Mercury, Minolta and Miss America
No sooner had I thrown away a packet about the Mercury exhibit at the Strategic Air & Space Museum than I had questions it might have answered.
I unexpectedly had a chance to view the exhibit -- while my wife and daughter waited in the van -- on the drive back from Omaha. It's not that they might not enjoy the exhibit, it's just that after I've drug them to the museum for the 40th time, the displays all start to look the same.
So while they relaxed outside, I toured "The Lost Spacecraft," a display featuring astronaut Gus Grissom's Liberty Bell 7 Mercury capsule, which sank deep into the Atlantic in 1961 after the explosive hatch "just blew."
I remember listening to the Mercury flights on the radio and reading about them in Life Magazine. And, the great HBO series, "From the Earth to the Moon" featured a segment about Grissom's first brush with disaster. His second, on preparations for the first Apollo mission, ended in his death.
After a successful flight, Grissom nearly drowned and the capsule was lost after the hatch incident.
No one expected to see it again, since it was about the size of a refrigerator and lay about 4,000 feet deeper than the wreck of the Titanic.
But found it was, in 1999, and that story is at least as interesting as the tale of how it flew and was lost.
There are only a few weeks to see the exhibit at the museum between Lincoln and Omaha, so it's well worth the stop.
But one question, for me at least, remains unanswered.
While there are films, a simulator and interactive displays in a well-lighted area on the way, the spacecraft itself is nearly in the dark.
Perhaps it's to keep the exhibits from fading in the florescent lights, or perhaps it's just to lend an air of mystery to the display.
But for eyes like mine, more than half a century old, it was almost impossible to view the black capsule itself and surrounding exhibits.
If you do stop in at the museum, and I hope you do, you might consider taking a flashlight.
The medical appointments in Omaha offered time to read magazines I usually don't peruse. As someone who deals with photography as part of my profession every day, I was sad to read that a great name in photography was basically getting out of the camera business. While most of us used Nikon equipment, one of my former co-workers used Minolta gear.
Now, Minolta -- most recently Konica-Minolta -- will no longer manufacture cameras. It seems another company won a lawsuit over Minolta's autofocus system, and the company also made the mistake of investing heavily in a later film system that was quickly overshadowed by digital imaging. It turns out that Konica-Minolta was already owned by Sony, which will continue producing cameras of the digital kind.

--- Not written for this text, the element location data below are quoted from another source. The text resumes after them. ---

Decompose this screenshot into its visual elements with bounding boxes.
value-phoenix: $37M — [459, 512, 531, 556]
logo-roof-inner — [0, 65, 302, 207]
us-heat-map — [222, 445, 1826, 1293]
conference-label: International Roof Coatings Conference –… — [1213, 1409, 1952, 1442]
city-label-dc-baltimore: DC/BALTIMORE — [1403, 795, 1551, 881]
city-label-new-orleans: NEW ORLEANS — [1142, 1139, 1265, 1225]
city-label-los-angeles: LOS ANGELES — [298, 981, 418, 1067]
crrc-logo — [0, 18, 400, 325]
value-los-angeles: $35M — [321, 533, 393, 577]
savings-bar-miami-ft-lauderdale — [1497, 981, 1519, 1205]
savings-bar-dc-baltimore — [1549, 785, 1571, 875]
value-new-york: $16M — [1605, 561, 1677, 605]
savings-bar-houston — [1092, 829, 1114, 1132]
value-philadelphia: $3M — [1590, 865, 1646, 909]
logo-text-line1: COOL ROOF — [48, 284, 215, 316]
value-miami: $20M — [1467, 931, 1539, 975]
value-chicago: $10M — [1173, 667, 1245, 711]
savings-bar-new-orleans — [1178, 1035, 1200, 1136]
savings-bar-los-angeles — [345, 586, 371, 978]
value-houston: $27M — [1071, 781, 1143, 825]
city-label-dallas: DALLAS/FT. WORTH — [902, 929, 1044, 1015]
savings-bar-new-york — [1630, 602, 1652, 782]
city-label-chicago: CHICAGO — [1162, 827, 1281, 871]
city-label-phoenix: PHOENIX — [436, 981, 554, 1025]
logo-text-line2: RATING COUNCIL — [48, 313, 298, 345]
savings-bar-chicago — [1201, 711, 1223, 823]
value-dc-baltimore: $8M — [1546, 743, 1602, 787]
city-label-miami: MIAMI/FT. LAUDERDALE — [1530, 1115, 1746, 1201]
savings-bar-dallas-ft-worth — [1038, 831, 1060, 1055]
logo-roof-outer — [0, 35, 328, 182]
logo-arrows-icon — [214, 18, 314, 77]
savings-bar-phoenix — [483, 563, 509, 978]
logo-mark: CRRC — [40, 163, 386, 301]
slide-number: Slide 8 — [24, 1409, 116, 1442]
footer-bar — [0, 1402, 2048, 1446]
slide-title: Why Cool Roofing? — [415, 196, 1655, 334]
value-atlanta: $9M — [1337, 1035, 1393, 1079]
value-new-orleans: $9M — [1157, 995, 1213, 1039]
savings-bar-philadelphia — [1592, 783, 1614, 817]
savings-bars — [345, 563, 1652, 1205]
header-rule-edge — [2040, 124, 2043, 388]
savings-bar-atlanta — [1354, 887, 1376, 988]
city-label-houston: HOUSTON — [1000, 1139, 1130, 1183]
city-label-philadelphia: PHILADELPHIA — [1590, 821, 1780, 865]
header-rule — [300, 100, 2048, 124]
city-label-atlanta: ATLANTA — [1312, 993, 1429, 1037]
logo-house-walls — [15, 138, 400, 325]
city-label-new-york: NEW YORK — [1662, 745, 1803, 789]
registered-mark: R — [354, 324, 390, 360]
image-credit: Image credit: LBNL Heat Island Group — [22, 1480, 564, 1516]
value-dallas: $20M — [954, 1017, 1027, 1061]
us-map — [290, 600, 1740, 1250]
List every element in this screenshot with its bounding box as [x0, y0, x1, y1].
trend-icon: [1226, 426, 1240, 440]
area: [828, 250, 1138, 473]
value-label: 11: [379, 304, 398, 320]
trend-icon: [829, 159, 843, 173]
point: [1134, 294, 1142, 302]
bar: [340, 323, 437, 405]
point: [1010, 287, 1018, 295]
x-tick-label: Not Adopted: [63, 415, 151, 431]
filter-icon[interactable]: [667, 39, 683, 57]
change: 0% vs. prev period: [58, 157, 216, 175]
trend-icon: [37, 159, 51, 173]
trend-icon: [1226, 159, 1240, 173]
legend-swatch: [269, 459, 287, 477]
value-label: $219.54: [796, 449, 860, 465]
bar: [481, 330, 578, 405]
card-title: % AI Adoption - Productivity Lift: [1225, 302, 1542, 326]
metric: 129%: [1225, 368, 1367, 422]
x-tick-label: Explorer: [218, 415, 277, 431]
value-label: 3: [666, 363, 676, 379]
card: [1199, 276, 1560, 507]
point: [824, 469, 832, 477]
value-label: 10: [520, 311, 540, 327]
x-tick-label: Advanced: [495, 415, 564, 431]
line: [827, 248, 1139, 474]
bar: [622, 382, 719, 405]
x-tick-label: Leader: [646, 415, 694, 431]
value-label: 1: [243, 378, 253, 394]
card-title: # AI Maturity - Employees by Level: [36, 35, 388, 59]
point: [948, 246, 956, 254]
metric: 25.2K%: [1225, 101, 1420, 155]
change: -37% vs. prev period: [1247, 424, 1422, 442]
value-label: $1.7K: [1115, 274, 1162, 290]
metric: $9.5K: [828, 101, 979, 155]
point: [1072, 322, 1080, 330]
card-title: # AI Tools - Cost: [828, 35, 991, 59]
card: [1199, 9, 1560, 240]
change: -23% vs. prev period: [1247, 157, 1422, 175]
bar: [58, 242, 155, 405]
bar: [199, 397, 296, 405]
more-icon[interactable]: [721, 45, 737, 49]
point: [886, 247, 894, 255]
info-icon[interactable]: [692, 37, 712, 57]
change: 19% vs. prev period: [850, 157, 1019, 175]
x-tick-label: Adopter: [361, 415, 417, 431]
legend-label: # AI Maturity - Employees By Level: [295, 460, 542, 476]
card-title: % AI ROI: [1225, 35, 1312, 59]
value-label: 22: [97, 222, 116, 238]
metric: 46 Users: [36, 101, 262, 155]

I shouldn't be surprised; after all, Nikon has virtually gotten out of the film camera business, and even Kodak is spending most of its time "developing" new digital technologies rather than film.
Is Miss America going back to its roots?
What started as a path to Vaudeville and Hollywood via a bathing suit contest in 1921, today gives away $40 million in cash and tuition prizes annually, making it the largest source of scholarships in the world.
But, thanks to declining ratings, the show, dropped by ABC, will become a seven-episode reality show/documentary on CMT, with an American Idol-like component of viewers voting their favorites via telephone and Internet.
My niece virtually worked her way through college with the help of local Miss America pageants, and that without even taking the state title.
It would be a shame if the national program's troubles hurt the local contests and the opportunities they offer.